Regents discuss new fee
January 23, 1989
NIU will become the second university to have a refundable $1 fee supporting the Illinois Student Association if the Board of Regents passes the fee at Thursday’s Regents meeting in Springfield.
ISA Executive Director Dave Starrett said the University of Illinois at Chicago is the only school where the $1 fee is currently in effect.
Starrett said the ISA is attempting to establish a $1 refundable fee at all Illinois state universities, establishing a state-wide standard.
The establishment of a standard fee would better enable the ISA to treat each university fairly, since UIC and NIU would be the only two universities supporting the fund through this form of payment, Starrett said. “We don’t treat anyone special.

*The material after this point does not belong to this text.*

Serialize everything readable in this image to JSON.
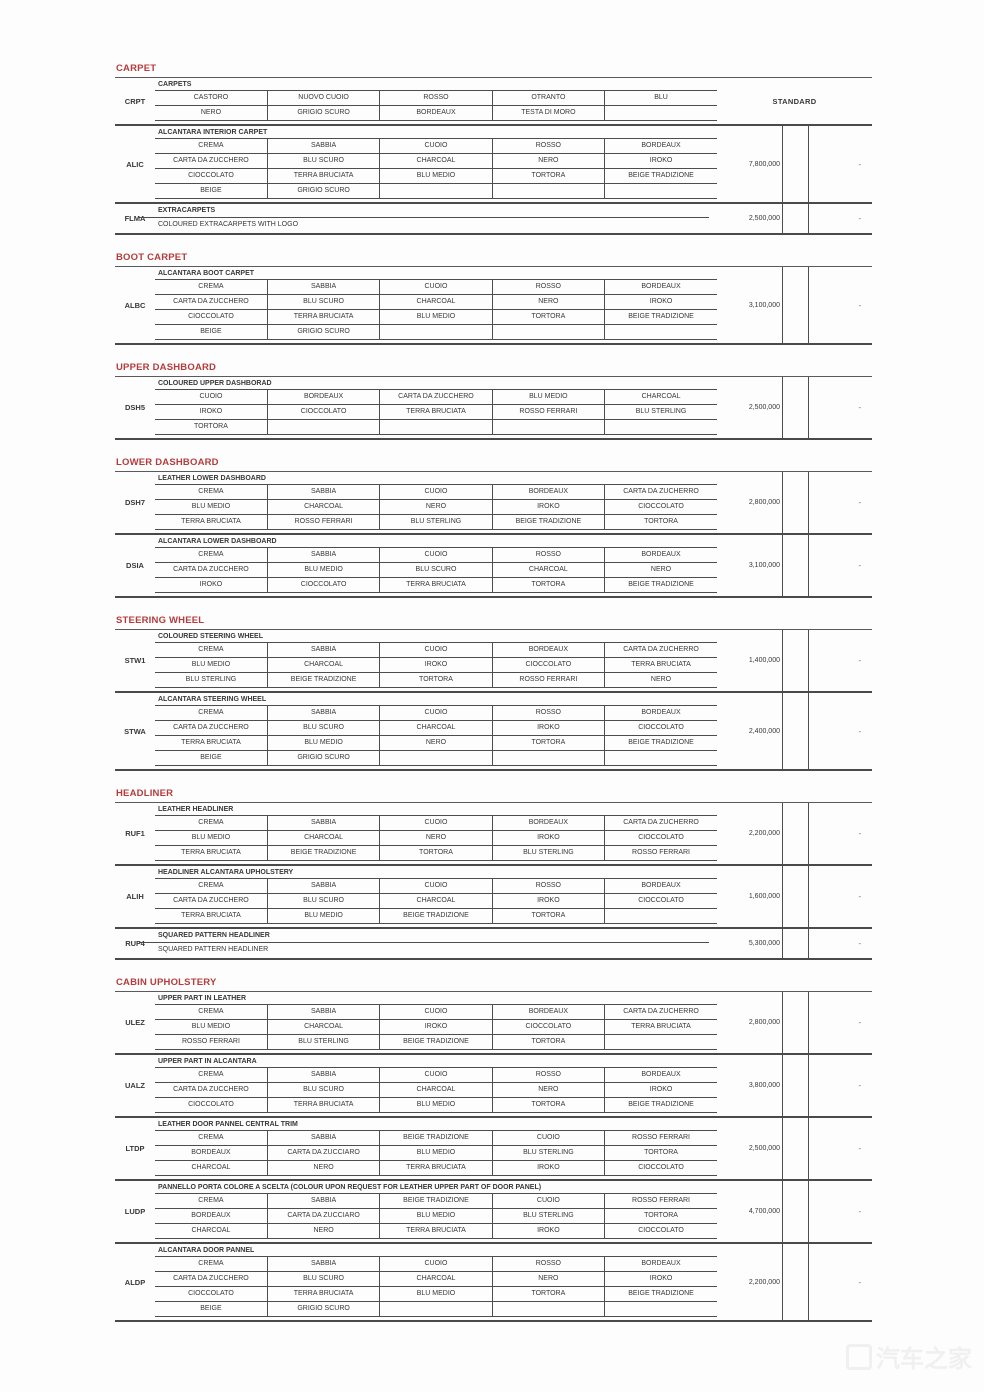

Everyone is equal at the table, It’s very, very important,” he said.
The University of Illinois at Urbana currently has a $.50 mandatory fee supporting th ISA. The univesity needs to decide if it will switch to the standard by Jan. 1, 1990 Stewart said.
The proposed fee received initial support from NIU students last spring, with 299 voting yes and only 49 opposing the proposal. If the Regents vote to support the fee, the refund would be available to students between the seventh an 13th week of the semester.
Student referendums also have passed at Southern Illinois Univesity at Carbondale and at Wright College, Starrett said. “We’ve never lost a referendum.”
The Regents voted against the fee at their May meeting because they said they needed more information about the auditing of the funding and how the money would be refunded.
The ISA receives some of its money from flat-fee funding paid by student governments at Illinois universities. Starrett said the fee for four-year colleges is $300 annually and $150 annually for two-year colleges.
Schools paying the flat-fee have until Jan. 1, 1990 to decide whether they want to remain under ISA representation by switching to the $1 refundable fee program.
NIU Student Association President Paula Radtke, who said she is optimistic the fee will be passed at the Regents meeting Thursday, voiced her support for the ISA saying the organization is very “pro-active” toward the issue of student rights.
For the past two years, the ISA has helped fund state-wide Day of Action activities protesting the lack of funding for higher education, Starrett said.
Starrett also commented on the controversial issue of the separation of NIU from its present governing board system under the Regents.
“It’s a potentially divisive issue,” he said. “Whatever position we take, it will have to be something the rest of the state can live with.”